At the Goudemand apartment building in Arras, France, a stagnant pool of green water about 30 centimetres deep sits on top of a flat, concrete roof.
One look at the water says it’s not meant for swimming.
Pipes drop down the building’s 30-or-so-metre elevation, connecting the rooftop reservoir with five water tanks in the basement below.
They can hold around 50,000 litres in all.
When the water is released from above, it drives a turbine capable of producing a total of about 3.5 kilowatt-hours of electricity — a few hours worth of energy use in the average Australian house.
Solar and wind energy pump the water back up when the Sun is shining or the wind is blowing.
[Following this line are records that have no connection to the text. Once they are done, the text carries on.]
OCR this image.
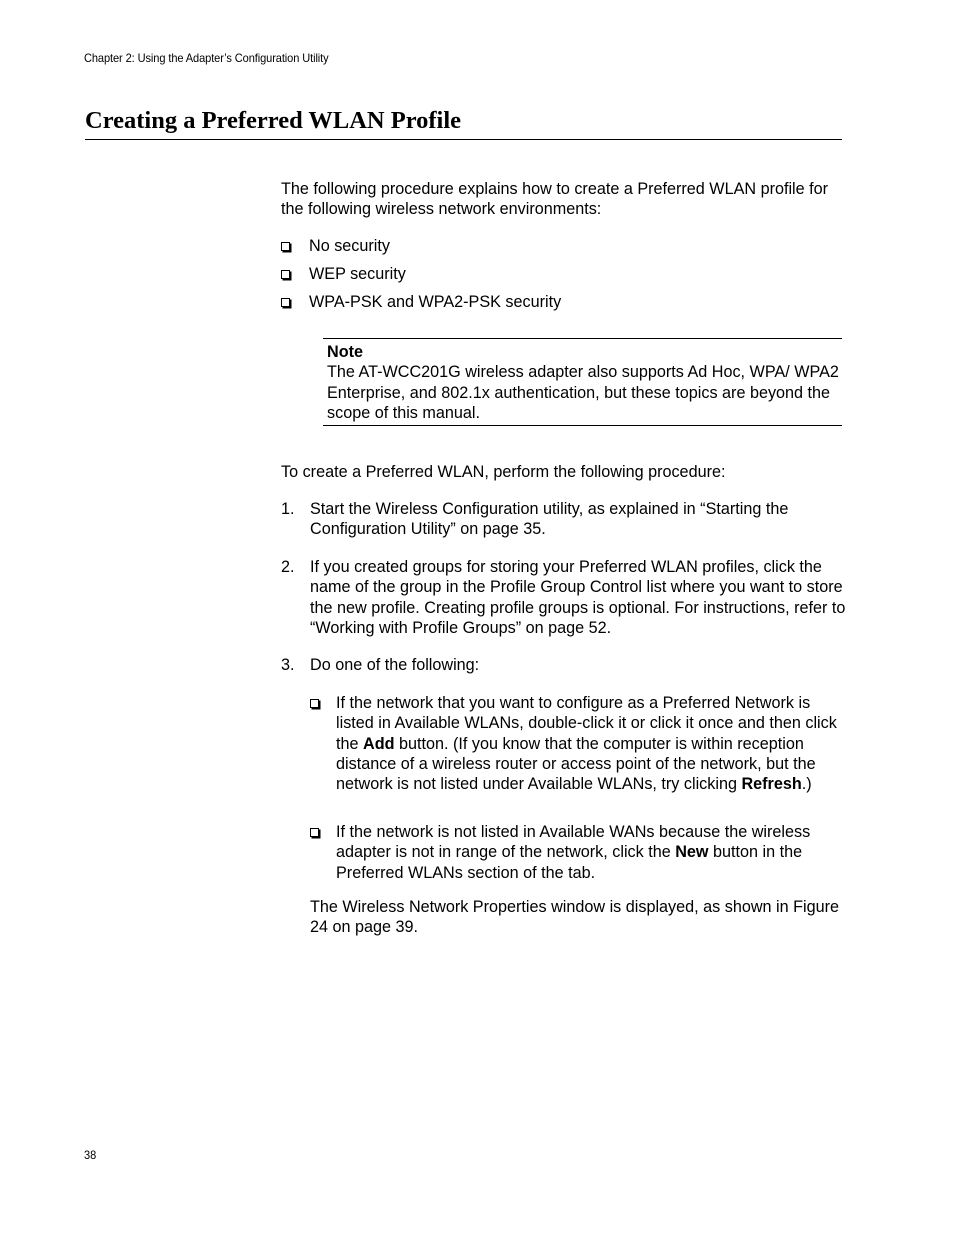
Chapter 2: Using the Adapter’s Configuration Utility
Creating a Preferred WLAN Profile

The following procedure explains how to create a Preferred WLAN profile for the following wireless network environments:

No security
WEP security
WPA-PSK and WPA2-PSK security
Note
The AT-WCC201G wireless adapter also supports Ad Hoc, WPA/ WPA2 Enterprise, and 802.1x authentication, but these topics are beyond the scope of this manual.

To create a Preferred WLAN, perform the following procedure:

1. Start the Wireless Configuration utility, as explained in “Starting the Configuration Utility” on page 35.
2. If you created groups for storing your Preferred WLAN profiles, click the name of the group in the Profile Group Control list where you want to store the new profile. Creating profile groups is optional. For instructions, refer to “Working with Profile Groups” on page 52.
3. Do one of the following:
If the network that you want to configure as a Preferred Network is listed in Available WLANs, double-click it or click it once and then click the Add button. (If you know that the computer is within reception distance of a wireless router or access point of the network, but the network is not listed under Available WLANs, try clicking Refresh.)
If the network is not listed in Available WANs because the wireless adapter is not in range of the network, click the New button in the Preferred WLANs section of the tab.

The Wireless Network Properties window is displayed, as shown in Figure 24 on page 39.

38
The Goudemand building is home to one of the world’s few micro-pumped-hydro energy storage systems (micro-PHES), and possibly the only one using a rooftop as a reservoir.
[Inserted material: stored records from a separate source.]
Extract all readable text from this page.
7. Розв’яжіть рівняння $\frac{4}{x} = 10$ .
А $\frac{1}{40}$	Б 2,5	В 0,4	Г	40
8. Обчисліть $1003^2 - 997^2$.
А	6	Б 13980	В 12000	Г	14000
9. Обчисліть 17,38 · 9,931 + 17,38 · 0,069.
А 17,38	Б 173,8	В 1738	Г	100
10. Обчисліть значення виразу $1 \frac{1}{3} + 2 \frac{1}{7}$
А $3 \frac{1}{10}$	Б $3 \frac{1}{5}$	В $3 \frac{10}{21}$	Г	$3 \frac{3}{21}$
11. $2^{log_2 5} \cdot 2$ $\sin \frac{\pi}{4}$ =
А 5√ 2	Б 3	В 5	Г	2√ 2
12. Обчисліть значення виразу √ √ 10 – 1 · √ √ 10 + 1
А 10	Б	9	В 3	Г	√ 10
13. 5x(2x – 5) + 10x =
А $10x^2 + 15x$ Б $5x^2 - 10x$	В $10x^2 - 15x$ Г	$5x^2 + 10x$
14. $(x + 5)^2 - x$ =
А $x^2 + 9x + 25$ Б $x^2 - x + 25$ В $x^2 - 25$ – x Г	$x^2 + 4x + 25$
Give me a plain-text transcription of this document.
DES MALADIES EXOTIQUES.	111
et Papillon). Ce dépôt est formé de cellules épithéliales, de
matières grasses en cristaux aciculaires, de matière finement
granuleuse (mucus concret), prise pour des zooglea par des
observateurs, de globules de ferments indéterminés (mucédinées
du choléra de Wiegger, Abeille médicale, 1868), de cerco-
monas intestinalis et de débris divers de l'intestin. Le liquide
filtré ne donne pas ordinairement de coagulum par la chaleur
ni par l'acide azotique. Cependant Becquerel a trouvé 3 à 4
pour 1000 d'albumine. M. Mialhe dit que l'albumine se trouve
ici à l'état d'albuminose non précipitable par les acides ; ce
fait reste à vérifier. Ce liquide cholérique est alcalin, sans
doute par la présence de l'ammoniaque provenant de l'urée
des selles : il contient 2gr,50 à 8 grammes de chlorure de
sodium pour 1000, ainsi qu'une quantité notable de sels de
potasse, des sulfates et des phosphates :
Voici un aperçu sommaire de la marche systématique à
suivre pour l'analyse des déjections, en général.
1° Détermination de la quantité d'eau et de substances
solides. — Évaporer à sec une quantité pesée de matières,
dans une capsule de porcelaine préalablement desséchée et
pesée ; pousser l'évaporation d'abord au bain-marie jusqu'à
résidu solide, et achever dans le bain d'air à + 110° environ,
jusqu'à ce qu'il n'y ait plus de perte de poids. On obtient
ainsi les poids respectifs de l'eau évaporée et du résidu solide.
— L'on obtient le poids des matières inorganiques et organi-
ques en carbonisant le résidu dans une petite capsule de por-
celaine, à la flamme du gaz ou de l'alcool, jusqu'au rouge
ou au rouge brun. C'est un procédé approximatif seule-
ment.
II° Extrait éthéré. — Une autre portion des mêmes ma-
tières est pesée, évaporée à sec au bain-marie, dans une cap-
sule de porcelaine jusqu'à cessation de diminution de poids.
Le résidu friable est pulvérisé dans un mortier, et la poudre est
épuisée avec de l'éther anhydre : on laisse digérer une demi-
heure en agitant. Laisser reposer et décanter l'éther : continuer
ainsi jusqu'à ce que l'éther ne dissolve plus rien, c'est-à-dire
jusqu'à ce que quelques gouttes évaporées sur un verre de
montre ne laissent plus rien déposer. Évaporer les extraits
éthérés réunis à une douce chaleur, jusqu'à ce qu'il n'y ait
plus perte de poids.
In this case it’s used to reduce the load on the lithium batteries that power the building, lowering the frequency of the batteries’ cycles and extending their life.
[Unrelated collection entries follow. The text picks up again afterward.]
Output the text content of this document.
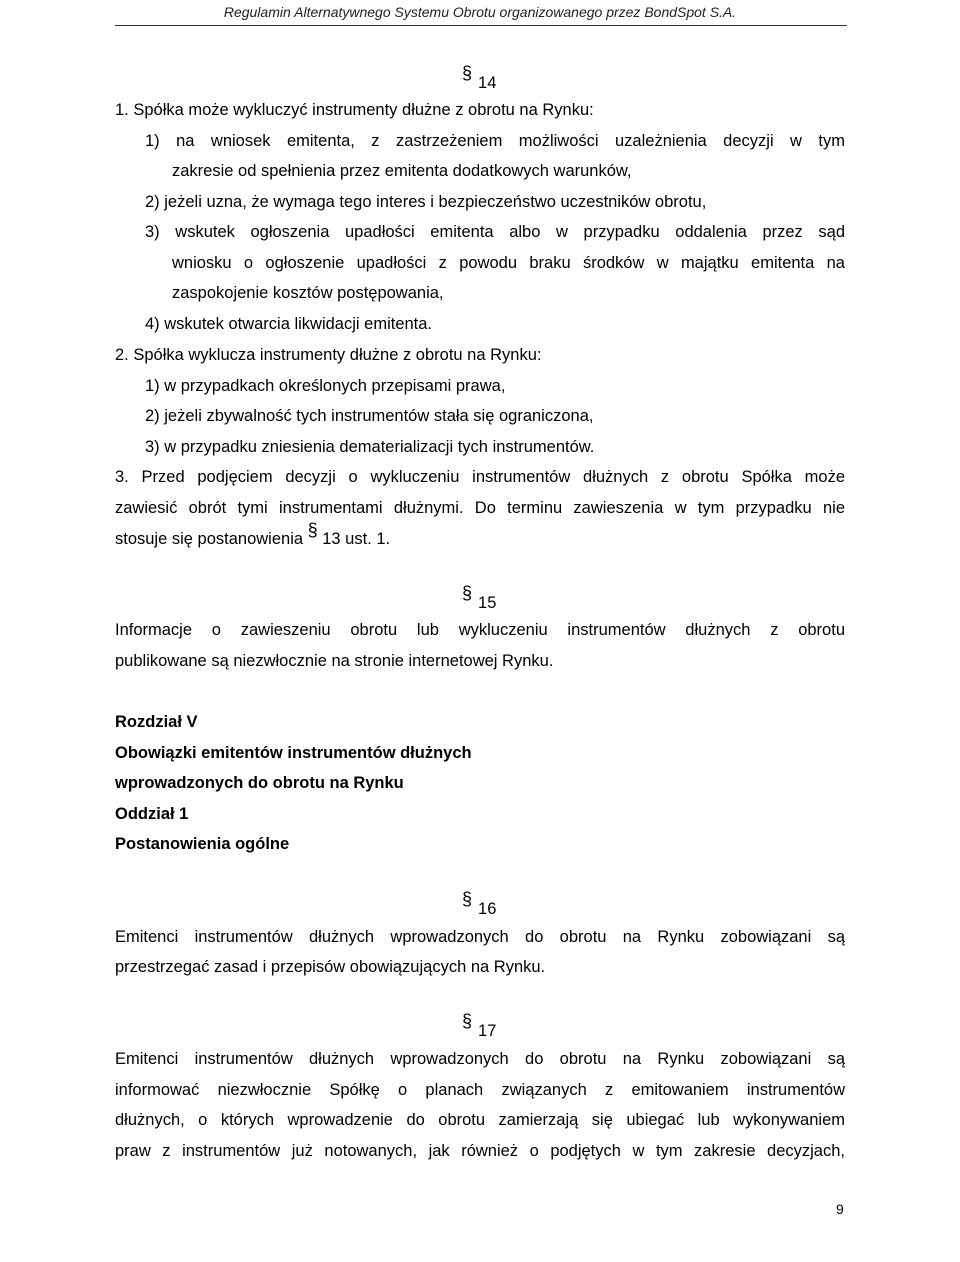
Regulamin Alternatywnego Systemu Obrotu organizowanego przez BondSpot S.A.
§ 14
1. Spółka może wykluczyć instrumenty dłużne z obrotu na Rynku:
1) na wniosek emitenta, z zastrzeżeniem możliwości uzależnienia decyzji w tym
zakresie od spełnienia przez emitenta dodatkowych warunków,
2) jeżeli uzna, że wymaga tego interes i bezpieczeństwo uczestników obrotu,
3) wskutek ogłoszenia upadłości emitenta albo w przypadku oddalenia przez sąd
wniosku o ogłoszenie upadłości z powodu braku środków w majątku emitenta na
zaspokojenie kosztów postępowania,
4) wskutek otwarcia likwidacji emitenta.
2. Spółka wyklucza instrumenty dłużne z obrotu na Rynku:
1) w przypadkach określonych przepisami prawa,
2) jeżeli zbywalność tych instrumentów stała się ograniczona,
3) w przypadku zniesienia dematerializacji tych instrumentów.
3. Przed podjęciem decyzji o wykluczeniu instrumentów dłużnych z obrotu Spółka może
zawiesić obrót tymi instrumentami dłużnymi. Do terminu zawieszenia w tym przypadku nie
stosuje się postanowienia § 13 ust. 1.
§ 15
Informacje o zawieszeniu obrotu lub wykluczeniu instrumentów dłużnych z obrotu
publikowane są niezwłocznie na stronie internetowej Rynku.
Rozdział V
Obowiązki emitentów instrumentów dłużnych
wprowadzonych do obrotu na Rynku
Oddział 1
Postanowienia ogólne
§ 16
Emitenci instrumentów dłużnych wprowadzonych do obrotu na Rynku zobowiązani są
przestrzegać zasad i przepisów obowiązujących na Rynku.
§ 17
Emitenci instrumentów dłużnych wprowadzonych do obrotu na Rynku zobowiązani są
informować niezwłocznie Spółkę o planach związanych z emitowaniem instrumentów
dłużnych, o których wprowadzenie do obrotu zamierzają się ubiegać lub wykonywaniem
praw z instrumentów już notowanych, jak również o podjętych w tym zakresie decyzjach,
9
One of the many costs was building and maintaining the water reservoirs for the system.
But what if these already existed? Could micro-pumped-hydro systems be built for less than batteries? And if so, where might these reservoirs be?
One potential source of energy storage could be farm dams, researchers say.
Thousands of potential reservoirs pockmark the Australian landscape.
But not all dams will do. They need to be in pairs for a start, or paired with a river,so water can flow downhill to drive a turbine, and be pumped back up for storage.